Multichannel Forensics And Your Online Ecosystem
Please click on the image to enlarge it.
Web Analytics are wonderful! You can analyze the living daylights out of the myriad of ways customers use a website.
Web Analytics are not designed to understand customer behavior over time. In other words, Web Analytics were designed to understand what happened to a customer during a day/session/visit.
Multichannel Forensics are designed to illustrate how customers evolve over time.
Take the online game company in this example. The diagram at the start of this post illustrate how customers interact with product categories on this website.
Most of the new customers like to purchase poker equipment and dart equipment. This is important for search marketers to know ... this is where customer acquisition activities are likely to work best.
A secondary group of new customers purchase arcade games and billiards.
New customers tend to not purchase furniture, air hockey and foosball. These product classifications must require a bit more trust among the customer than poker equipment, dart equipment, arcade games, or billiards.
Once customers purchase from the website for the first time, they begin to migrate to other product classifications.
Poker equipment buyers purchase furniture or billiards.
Dart equipment buyers migrate to many products, including air hockey, foosball, and billards.
Those who buy arcade games migrate to furniture or air hockey.
Billiards buyers are very likely to buy other products, including poker equipment, dart equipment, furniture, and foosball.
Furniture, foosball, and air hockey product classifications are highly dependent upon customers who buy from other product classifications. This is important from an e-mail marketing standpoint --- you don't market foosball products to arcade game buyers --- these buyers are unlikely to migrate to this product classification.

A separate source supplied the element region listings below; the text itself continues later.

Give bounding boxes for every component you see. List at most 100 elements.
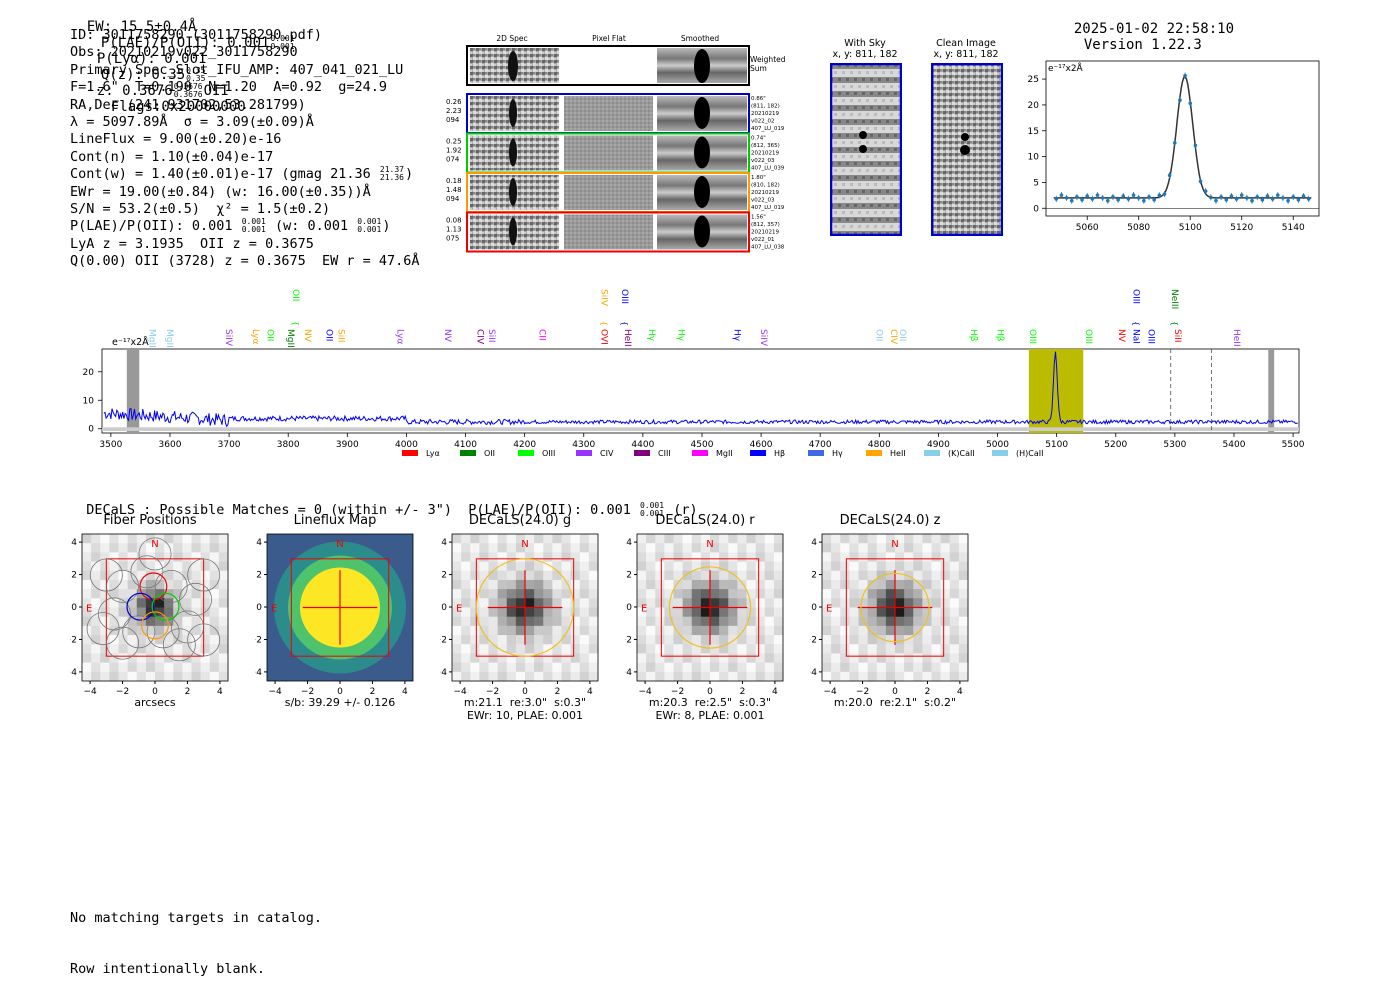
full-spectrum-chart: MgII{MgII{SiIV{Lyα{OII{MgII{OII{NV{OII{S… xyxy=(83,289,1305,458)
north-label: N xyxy=(891,539,898,550)
spectral-line-label: OIII xyxy=(1027,329,1037,344)
zoom-data-point xyxy=(1100,196,1105,200)
panel-ytick: 4 xyxy=(626,538,632,548)
legend-label: OII xyxy=(484,449,495,458)
fiber-circle xyxy=(187,558,221,592)
legend-item: Lyα xyxy=(402,449,440,458)
panel-xtick: −4 xyxy=(268,687,282,697)
fiber-circle xyxy=(130,555,164,589)
decals-title-end: (r) xyxy=(673,502,698,518)
ew-value: EW: 15.5±0.4Å xyxy=(86,19,197,35)
cutout-row-right-label: v022_03 xyxy=(751,158,775,164)
cutout-row-right-label: 407_LU_039 xyxy=(751,166,785,172)
zoom-ytick: 25 xyxy=(1028,75,1039,85)
zoom-data-point xyxy=(1214,198,1218,203)
plae-lo: 0.001 xyxy=(270,42,295,51)
panel-xtick: −4 xyxy=(83,687,97,697)
spectrum-ytick: 0 xyxy=(88,425,94,435)
cutout-row-right-label: v022_02 xyxy=(751,119,775,125)
cutout-row-left-label: 074 xyxy=(446,156,460,164)
legend-label: CIV xyxy=(600,449,614,458)
panel-xtick: −2 xyxy=(116,687,129,697)
col-smooth-label: Smoothed xyxy=(681,34,720,43)
info-contw-text: Cont(w) = 1.40(±0.01)e-17 (gmag 21.36 xyxy=(70,166,371,183)
zoom-data-point xyxy=(1116,197,1120,202)
panel-ytick: 2 xyxy=(441,571,447,581)
info-plae-w: (w: 0.001 xyxy=(274,218,349,235)
spectrum-ytick: 10 xyxy=(83,396,95,406)
legend-label: (H)CaII xyxy=(1016,449,1043,458)
fiber-circle xyxy=(106,626,140,660)
cutout-row-right-label: 0.74" xyxy=(751,136,766,142)
fiber-highlight xyxy=(151,592,180,621)
with-sky-header: With Sky x, y: 811, 182 xyxy=(820,38,910,60)
cutout-row-right-label: (812, 365) xyxy=(751,143,780,149)
cutout-row-left-label: 075 xyxy=(446,235,459,243)
panel-xtick: −2 xyxy=(486,687,499,697)
legend-item: OII xyxy=(460,449,495,458)
panel-title: Fiber Positions xyxy=(103,513,197,528)
zoom-data-point xyxy=(1291,195,1296,199)
spectral-line-label: MgII xyxy=(285,329,295,348)
zoom-data-point xyxy=(1219,195,1223,199)
cutout-row-left-label: 094 xyxy=(446,116,460,124)
cutout-row-right-label: 20210219 xyxy=(751,111,779,117)
decals-panel-3: N E 4 2 0 −2 −4 −4 −2 0 2 4 xyxy=(625,533,784,697)
zoom-data-point xyxy=(1234,197,1239,201)
zoom-data-point xyxy=(1296,197,1301,202)
info-plae: P(LAE)/P(OII): 0.001 0.001 0.001 (w: 0.00… xyxy=(70,218,420,235)
cutout-row-right-label: 407_LU_038 xyxy=(751,245,785,251)
zoom-data-point xyxy=(1178,98,1182,102)
clean-title: Clean Image xyxy=(936,38,996,49)
legend-swatch xyxy=(518,450,534,456)
info-plae-text: P(LAE)/P(OII): 0.001 xyxy=(70,218,233,235)
legend-swatch xyxy=(866,450,882,456)
cutout-row-right-label: 407_LU_019 xyxy=(751,205,785,211)
spectrum-xtick: 5000 xyxy=(986,440,1009,450)
info-plae-lo: 0.001 xyxy=(241,225,266,235)
qz-hi: 0.35 xyxy=(186,66,206,75)
version: Version 1.22.3 xyxy=(1083,37,1202,53)
spectral-line-label: HeII xyxy=(622,329,632,347)
north-label: N xyxy=(151,539,158,550)
zoom-data-point xyxy=(1147,195,1151,199)
panel-ytick: −2 xyxy=(810,635,817,645)
info-fparams: F=1.6" T=0.190 N=1.20 A=0.92 g=24.9 xyxy=(70,79,387,96)
panel-ytick: 2 xyxy=(626,571,632,581)
panel-ytick: 4 xyxy=(441,538,447,548)
panel-xtick: 2 xyxy=(370,687,376,697)
cutout-row-right-label: 20210219 xyxy=(751,190,779,196)
panel-caption-2: EWr: 8, PLAE: 0.001 xyxy=(655,709,765,722)
weighted-label-2: Sum xyxy=(750,64,767,73)
legend-swatch xyxy=(460,450,476,456)
panel-xtick: 4 xyxy=(217,687,223,697)
zoom-fit-curve xyxy=(1053,75,1312,199)
zoom-data-point xyxy=(1209,195,1213,200)
fiber-circle xyxy=(89,558,123,592)
fiber-circle xyxy=(106,569,140,603)
legend-label: OIII xyxy=(542,449,555,458)
spectral-line-label: SiIV xyxy=(223,329,233,347)
info-plae-w-lo: 0.001 xyxy=(357,225,382,235)
spectral-line-bracket: { xyxy=(1132,321,1141,326)
north-label: N xyxy=(706,539,713,550)
spectrum-ytick: 20 xyxy=(83,368,95,378)
spectral-line-label: OII xyxy=(324,329,334,341)
zoom-data-point xyxy=(1064,196,1069,200)
spectral-line-label: SiIV xyxy=(758,329,768,347)
zoom-data-point xyxy=(1126,197,1131,201)
spectral-line-label: NV xyxy=(302,329,312,343)
legend-item: Hβ xyxy=(750,449,785,458)
panel-xtick: 0 xyxy=(707,687,713,697)
zoom-data-point xyxy=(1193,143,1198,148)
cutout-row-left-label: 2.23 xyxy=(446,107,462,115)
spectral-line-label: OII xyxy=(290,289,300,301)
panel-ytick: −2 xyxy=(70,635,77,645)
zoom-data-point xyxy=(1121,194,1126,198)
zoom-data-point xyxy=(1245,196,1249,200)
zoom-ytick: 0 xyxy=(1033,204,1039,214)
spectral-line-label: OII xyxy=(873,329,883,341)
info-plae-hi: 0.001 xyxy=(241,217,266,227)
fiber-circle xyxy=(162,628,196,662)
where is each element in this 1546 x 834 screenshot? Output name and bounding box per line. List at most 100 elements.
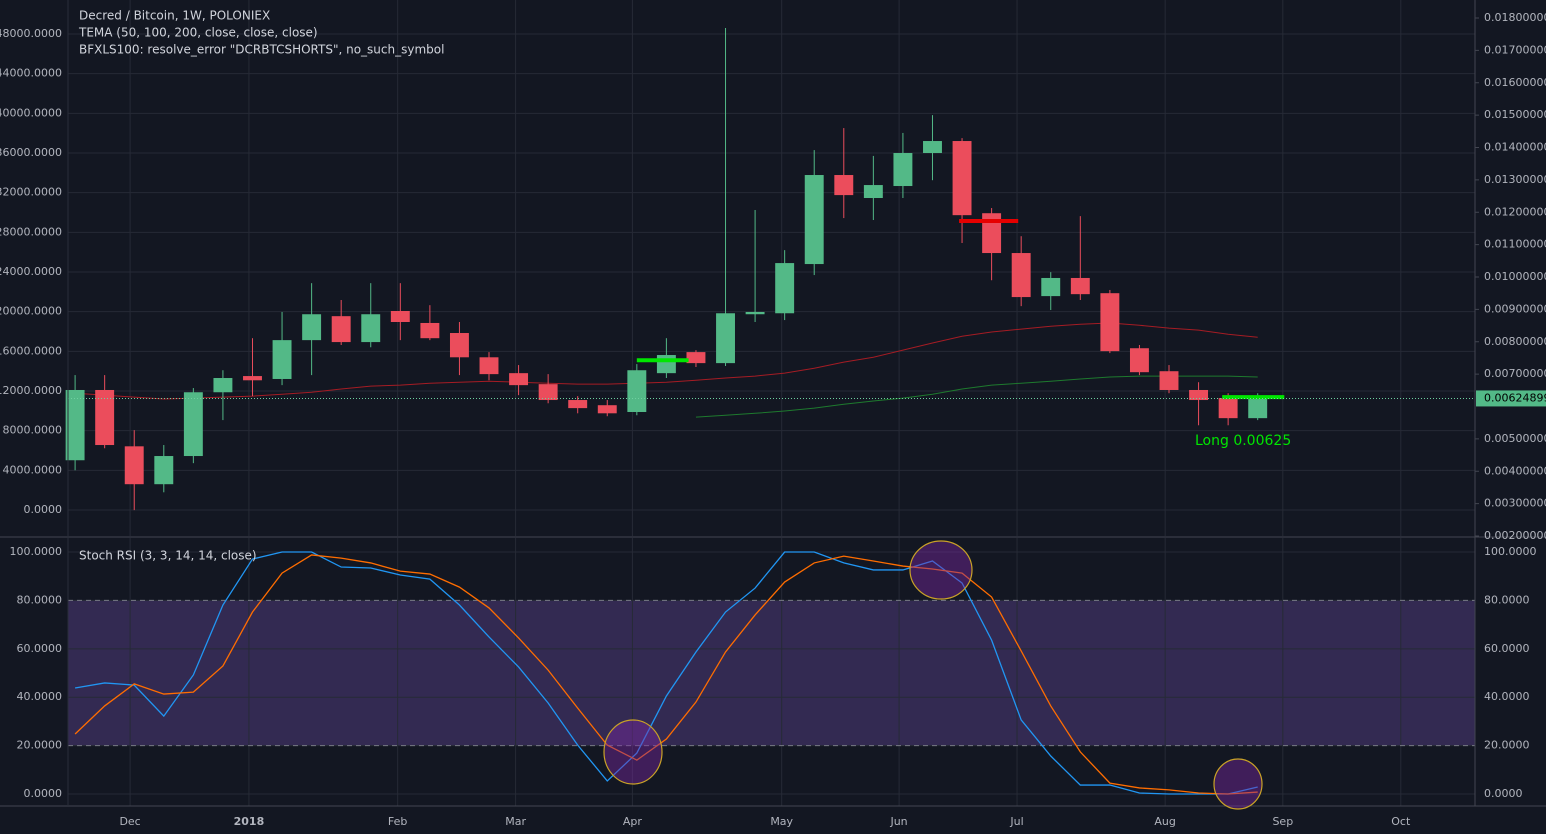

Multichannel Forensics illustrate how customers migrate across a website, over time. The methodology gives tactical leaders in search marketing and e-mail marketing the strategies needed to be successful.
Business leaders benefit as well. If I were the General Manager of foosball products, I would make sure I were best friends with the GMs of air hockey, furniture, darts and billiards.
Incentives can be aligned properly. The GM of darts should be held to a different standard than the GM of air hockey. The GM of darts must acquire many new customers. If the GM of darts fails, the air hockey GM is less likely to succeed (because dart buyers evolve, eventually buying air hockey products).
There will be a lot of examples of this methodology in the new book, along with explanations for the calculations that create these images. Multichannel Forensics are highly complementary to today's Web Analytics packages.
Labels: ecosystem, Multichannel Forensics, Web Analytics
4 Comments:
Karl,
I just got your note about the new book. Sounds very interesting. THis is a hot area. Following and working through how custeomrs change their shopping behaviors and their message processing behaviors is fascinating.
I talk about similar things in my blog as well. www.MarketingTactegy.com.
I look forward to getting your book.
Thanks for the message, Mr. Powell, I appreciate it!
Kevin, almost all web analytics packages are *designed* to track visitor behavior over time.
Whether people actually use them that way is another question...
For the most part, I agree. You can do a lot of things within the context designed by web analytics packages to measure customer behavior over time.
Folks don't use the tools that way, I certainly agree with you on that topic.
There are a lot of subtleties in measuring customers over time that web analytics packages aren't flexible enough to do ... couldn't possibly be flexible enough to do. That's where the work I do for CEOs comes into play.